A builder friend called a week or so ago to say he signed "one of those affidavits" at a closing and that the affidavit was not quite accurate; he wondered what might happen. The affidavit he signed was a mechanic's lien affidavit, a standard document presented to a builder to be signed at closing. It attests that the house is complete and that all subcontractors have been paid. I know there is little understanding of the importance of the document, or why it should be accurate, since I so frequently see them signed casually.That happens most often when a builder intends to pay off his suppliers and subs from proceeds to be received at closing. Unfortunately, there are times when that never happens.
No one who participates in a closing has the prerogative to sign a closing document that is wrong, even if they intend thereafter to do something to correct it. I've said in this space before that all papers signed at closing should be accurate, and if they aren't they should not be signed.
Please, understand that it is a criminal act for a builder to sign an affidavit attesting that all subs and suppliers have been paid if the affidavit is not true. The closing agent's responsibility, when they know the problem, is to fix it. They do that by amending the affidavit to specifically list the name and address of anyone who hasn't been paid, and then to pay them from the final draw.
If the house is not finished or has a punch list, the items to be corrected or finished after closing should be reduced to writing and made a part of the closing documents.

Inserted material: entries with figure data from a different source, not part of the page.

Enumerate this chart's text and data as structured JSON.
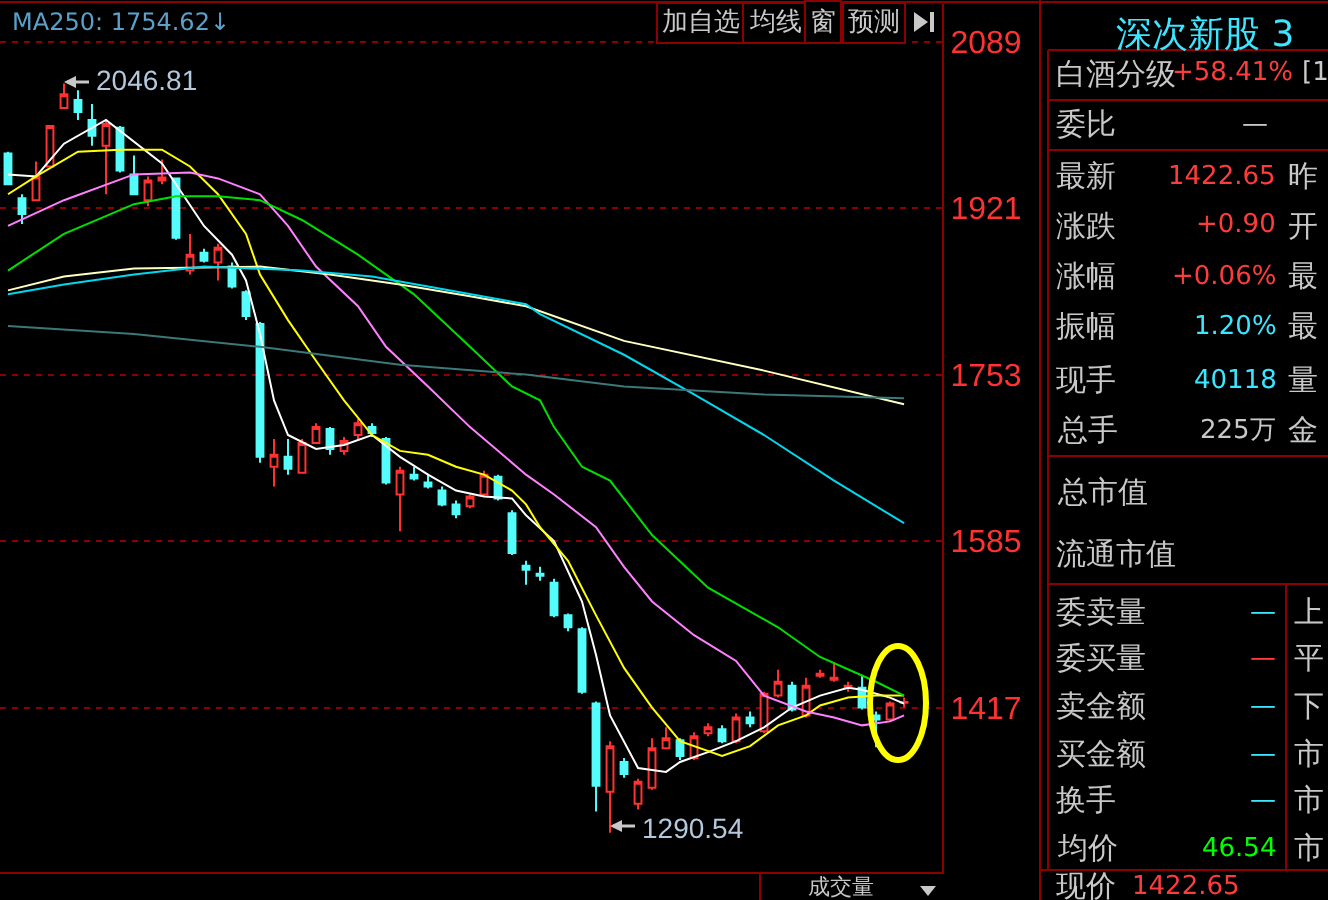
{
  "chart_data": {
    "type": "candlestick",
    "categories": [
      null,
      null,
      null,
      null,
      null,
      null,
      null,
      null,
      null,
      null,
      null,
      null,
      null,
      null,
      null,
      null,
      null,
      null,
      null,
      null,
      null,
      null,
      null,
      null,
      null,
      null,
      null,
      null,
      null,
      null,
      null,
      null,
      null,
      null,
      null,
      null,
      null,
      null,
      null,
      null,
      null,
      null,
      null,
      null,
      null,
      null,
      null,
      null,
      null,
      null,
      null,
      null,
      null,
      null,
      null,
      null,
      null,
      null,
      null,
      null,
      null,
      null,
      null,
      null,
      null
    ],
    "ohlc": [
      [
        1976,
        1978,
        1945,
        1945
      ],
      [
        1931,
        1935,
        1905,
        1915
      ],
      [
        1929,
        1968,
        1929,
        1953
      ],
      [
        1963,
        2004,
        1963,
        2004
      ],
      [
        2022,
        2046.81,
        2022,
        2036
      ],
      [
        2030,
        2040,
        2010,
        2018
      ],
      [
        2010,
        2026,
        1984,
        1994
      ],
      [
        1984,
        2010,
        1935,
        2006
      ],
      [
        2002,
        2004,
        1957,
        1959
      ],
      [
        1955,
        1974,
        1935,
        1935
      ],
      [
        1929,
        1953,
        1923,
        1949
      ],
      [
        1949,
        1970,
        1945,
        1952
      ],
      [
        1951,
        1951,
        1889,
        1891
      ],
      [
        1858,
        1895,
        1854,
        1874
      ],
      [
        1876,
        1880,
        1866,
        1868
      ],
      [
        1866,
        1885,
        1848,
        1881
      ],
      [
        1862,
        1866,
        1840,
        1842
      ],
      [
        1836,
        1838,
        1808,
        1812
      ],
      [
        1804,
        1806,
        1664,
        1670
      ],
      [
        1660,
        1688,
        1640,
        1672
      ],
      [
        1670,
        1688,
        1652,
        1658
      ],
      [
        1654,
        1688,
        1654,
        1684
      ],
      [
        1684,
        1704,
        1684,
        1700
      ],
      [
        1698,
        1700,
        1672,
        1678
      ],
      [
        1676,
        1690,
        1672,
        1686
      ],
      [
        1692,
        1708,
        1686,
        1704
      ],
      [
        1700,
        1704,
        1690,
        1694
      ],
      [
        1688,
        1690,
        1642,
        1644
      ],
      [
        1632,
        1660,
        1595,
        1656
      ],
      [
        1652,
        1660,
        1646,
        1648
      ],
      [
        1644,
        1653,
        1638,
        1640
      ],
      [
        1636,
        1640,
        1620,
        1622
      ],
      [
        1622,
        1626,
        1608,
        1612
      ],
      [
        1620,
        1632,
        1618,
        1630
      ],
      [
        1632,
        1656,
        1630,
        1652
      ],
      [
        1650,
        1652,
        1626,
        1628
      ],
      [
        1613,
        1616,
        1571,
        1573
      ],
      [
        1560,
        1565,
        1541,
        1556
      ],
      [
        1552,
        1559,
        1545,
        1550
      ],
      [
        1543,
        1547,
        1508,
        1510
      ],
      [
        1510,
        1512,
        1494,
        1498
      ],
      [
        1496,
        1498,
        1431,
        1433
      ],
      [
        1421,
        1423,
        1312,
        1338
      ],
      [
        1332,
        1383,
        1290.54,
        1378
      ],
      [
        1362,
        1366,
        1346,
        1350
      ],
      [
        1320,
        1345,
        1314,
        1342
      ],
      [
        1336,
        1386,
        1334,
        1376
      ],
      [
        1376,
        1397,
        1376,
        1386
      ],
      [
        1384,
        1386,
        1364,
        1368
      ],
      [
        1366,
        1392,
        1364,
        1388
      ],
      [
        1391,
        1401,
        1388,
        1397
      ],
      [
        1395,
        1399,
        1381,
        1383
      ],
      [
        1383,
        1411,
        1381,
        1407
      ],
      [
        1407,
        1413,
        1397,
        1401
      ],
      [
        1393,
        1433,
        1391,
        1431
      ],
      [
        1429,
        1455,
        1427,
        1443
      ],
      [
        1439,
        1443,
        1413,
        1415
      ],
      [
        1409,
        1447,
        1407,
        1439
      ],
      [
        1449,
        1455,
        1447,
        1451
      ],
      [
        1445,
        1463,
        1443,
        1447
      ],
      [
        1437,
        1443,
        1433,
        1439
      ],
      [
        1437,
        1449,
        1415,
        1417
      ],
      [
        1409,
        1413,
        1377,
        1405
      ],
      [
        1405,
        1423,
        1403,
        1421
      ],
      [
        1421.75,
        1427,
        1417,
        1422.65
      ]
    ],
    "colors": [
      "#54fcfc",
      "#54fcfc",
      "#ff3232",
      "#ff3232",
      "#ff3232",
      "#54fcfc",
      "#54fcfc",
      "#ff3232",
      "#54fcfc",
      "#54fcfc",
      "#ff3232",
      "#ff3232",
      "#54fcfc",
      "#ff3232",
      "#54fcfc",
      "#ff3232",
      "#54fcfc",
      "#54fcfc",
      "#54fcfc",
      "#ff3232",
      "#54fcfc",
      "#ff3232",
      "#ff3232",
      "#54fcfc",
      "#ff3232",
      "#ff3232",
      "#54fcfc",
      "#54fcfc",
      "#ff3232",
      "#54fcfc",
      "#54fcfc",
      "#54fcfc",
      "#54fcfc",
      "#ff3232",
      "#ff3232",
      "#54fcfc",
      "#54fcfc",
      "#54fcfc",
      "#54fcfc",
      "#54fcfc",
      "#54fcfc",
      "#54fcfc",
      "#54fcfc",
      "#ff3232",
      "#54fcfc",
      "#ff3232",
      "#ff3232",
      "#ff3232",
      "#54fcfc",
      "#ff3232",
      "#ff3232",
      "#54fcfc",
      "#ff3232",
      "#54fcfc",
      "#ff3232",
      "#ff3232",
      "#54fcfc",
      "#ff3232",
      "#ff3232",
      "#ff3232",
      "#ff3232",
      "#54fcfc",
      "#54fcfc",
      "#ff3232",
      "#ff3232"
    ],
    "series": [
      {
        "type": "line",
        "color": "#ffffff",
        "values": [
          1955,
          null,
          1953,
          null,
          1986,
          null,
          null,
          2010,
          null,
          null,
          null,
          1966,
          null,
          null,
          1903,
          null,
          1874,
          1848,
          1794,
          1727,
          1692,
          null,
          1678,
          null,
          1682,
          null,
          1692,
          null,
          1670,
          null,
          1652,
          null,
          1636,
          null,
          1630,
          null,
          1628,
          1611,
          null,
          1585,
          null,
          1524,
          1470,
          1409,
          null,
          1356,
          null,
          1352,
          1362,
          null,
          1372,
          null,
          1383,
          null,
          1397,
          null,
          1417,
          null,
          1429,
          null,
          1437,
          1435,
          null,
          1427,
          1421
        ]
      },
      {
        "type": "line",
        "color": "#ffff00",
        "values": [
          1935,
          null,
          1953,
          null,
          null,
          1978,
          null,
          null,
          1980,
          null,
          null,
          1980,
          null,
          1963,
          null,
          1935,
          null,
          1895,
          1854,
          null,
          1808,
          null,
          1767,
          null,
          1727,
          null,
          1692,
          null,
          1676,
          null,
          1672,
          null,
          1660,
          null,
          1652,
          null,
          1636,
          1622,
          1599,
          null,
          1565,
          null,
          1510,
          null,
          1457,
          null,
          1417,
          null,
          1383,
          null,
          null,
          1368,
          null,
          1378,
          null,
          1399,
          null,
          1409,
          1419,
          null,
          1427,
          null,
          1429,
          null,
          1429
        ]
      },
      {
        "type": "line",
        "color": "#ff80ff",
        "values": [
          1903,
          null,
          null,
          null,
          1929,
          null,
          null,
          null,
          null,
          1955,
          null,
          null,
          null,
          1957,
          null,
          1951,
          null,
          null,
          1935,
          null,
          1903,
          null,
          1862,
          null,
          null,
          1822,
          null,
          1781,
          null,
          null,
          1741,
          null,
          null,
          1700,
          null,
          null,
          null,
          1652,
          null,
          1632,
          null,
          null,
          1599,
          null,
          1559,
          null,
          1524,
          null,
          null,
          1490,
          null,
          null,
          1464,
          null,
          1429,
          null,
          null,
          1413,
          null,
          1407,
          null,
          1399,
          null,
          1403,
          1409
        ]
      },
      {
        "type": "line",
        "color": "#00e000",
        "values": [
          1858,
          null,
          null,
          null,
          1895,
          null,
          null,
          null,
          null,
          1925,
          null,
          null,
          1933,
          null,
          null,
          1933,
          null,
          null,
          1929,
          null,
          null,
          1909,
          null,
          null,
          null,
          1874,
          null,
          null,
          null,
          1834,
          null,
          null,
          null,
          1781,
          null,
          null,
          1741,
          null,
          1727,
          1700,
          null,
          1660,
          null,
          1646,
          null,
          null,
          1591,
          null,
          null,
          null,
          1538,
          null,
          null,
          null,
          null,
          1498,
          null,
          null,
          1468,
          null,
          null,
          null,
          1443,
          null,
          1429
        ]
      },
      {
        "type": "line",
        "color": "#ffffc0",
        "values": [
          1838,
          null,
          null,
          null,
          1852,
          null,
          null,
          null,
          null,
          1860,
          null,
          null,
          null,
          null,
          null,
          null,
          null,
          null,
          1862,
          null,
          null,
          null,
          null,
          1854,
          null,
          null,
          null,
          null,
          1844,
          null,
          null,
          null,
          null,
          1832,
          null,
          null,
          null,
          1822,
          null,
          null,
          null,
          null,
          null,
          null,
          1787,
          null,
          null,
          null,
          null,
          null,
          null,
          null,
          null,
          null,
          1757,
          null,
          null,
          null,
          null,
          null,
          null,
          null,
          null,
          null,
          1723
        ]
      },
      {
        "type": "line",
        "color": "#00d8f0",
        "values": [
          1834,
          null,
          null,
          null,
          1844,
          null,
          null,
          null,
          null,
          1854,
          null,
          null,
          null,
          null,
          1862,
          null,
          null,
          null,
          null,
          null,
          null,
          1858,
          null,
          null,
          null,
          null,
          1852,
          null,
          null,
          null,
          1842,
          null,
          null,
          null,
          null,
          null,
          null,
          1824,
          1814,
          null,
          null,
          null,
          null,
          null,
          1773,
          null,
          null,
          null,
          null,
          1733,
          null,
          null,
          null,
          null,
          1692,
          null,
          null,
          null,
          null,
          1646,
          null,
          null,
          null,
          null,
          1603
        ]
      },
      {
        "type": "line",
        "color": "#3c7878",
        "values": [
          1802,
          null,
          null,
          null,
          null,
          null,
          null,
          null,
          null,
          1794,
          null,
          null,
          null,
          null,
          null,
          null,
          null,
          null,
          1781,
          null,
          null,
          null,
          null,
          null,
          null,
          null,
          null,
          null,
          1763,
          null,
          null,
          null,
          null,
          null,
          null,
          null,
          null,
          1753,
          null,
          null,
          null,
          null,
          null,
          null,
          1741,
          null,
          null,
          null,
          null,
          null,
          null,
          null,
          null,
          null,
          1733,
          null,
          null,
          null,
          null,
          null,
          null,
          null,
          null,
          null,
          1729
        ]
      }
    ],
    "ylim": [
      1251,
      2127
    ],
    "yticks": [
      2089,
      1921,
      1753,
      1585,
      1417
    ],
    "grid": "y",
    "tick_labels": "y",
    "annotations": [
      "MA250: 1754.62↓",
      "2046.81",
      "1290.54",
      "加自选",
      "均线",
      "窗",
      "预测",
      "成交量",
      "深次新股 3",
      "白酒分级",
      "+58.41%",
      "[1",
      "委比",
      "—",
      "最新",
      "1422.65",
      "昨",
      "涨跌",
      "+0.90",
      "开",
      "涨幅",
      "+0.06%",
      "最",
      "振幅",
      "1.20%",
      "最",
      "现手",
      "40118",
      "量",
      "总手",
      "225万",
      "金",
      "总市值",
      "流通市值",
      "委卖量",
      "—",
      "上",
      "委买量",
      "—",
      "平",
      "卖金额",
      "—",
      "下",
      "买金额",
      "—",
      "市",
      "换手",
      "—",
      "市",
      "均价",
      "46.54",
      "市",
      "现价",
      "1422.65"
    ]
  }
}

The law contains familiar words and phrases, such as, "Ten dollars and other good and valuable consideration . . . " in a deed, or, " . . . hereby waiving demand, protest, and notice of protest" in a promissory note. People develop the unfortunate attitude, partially because of stiff, unfamiliar language, that closing documents are not supposed to be understandable, and don't really mean what they say; or that somehow they are standard and are to be signed even if technically wrong.
The theme of this article is that real estate closings and documents are serious business. Some words and phrases may be words of art, borrowed from past centuries. Others have very real commercial and even criminal significance. The fact that your closing agent must know the difference makes real estate closings an important profession. Be grateful to the closing attorney or agent who bothers to make sure all documents say what they mean.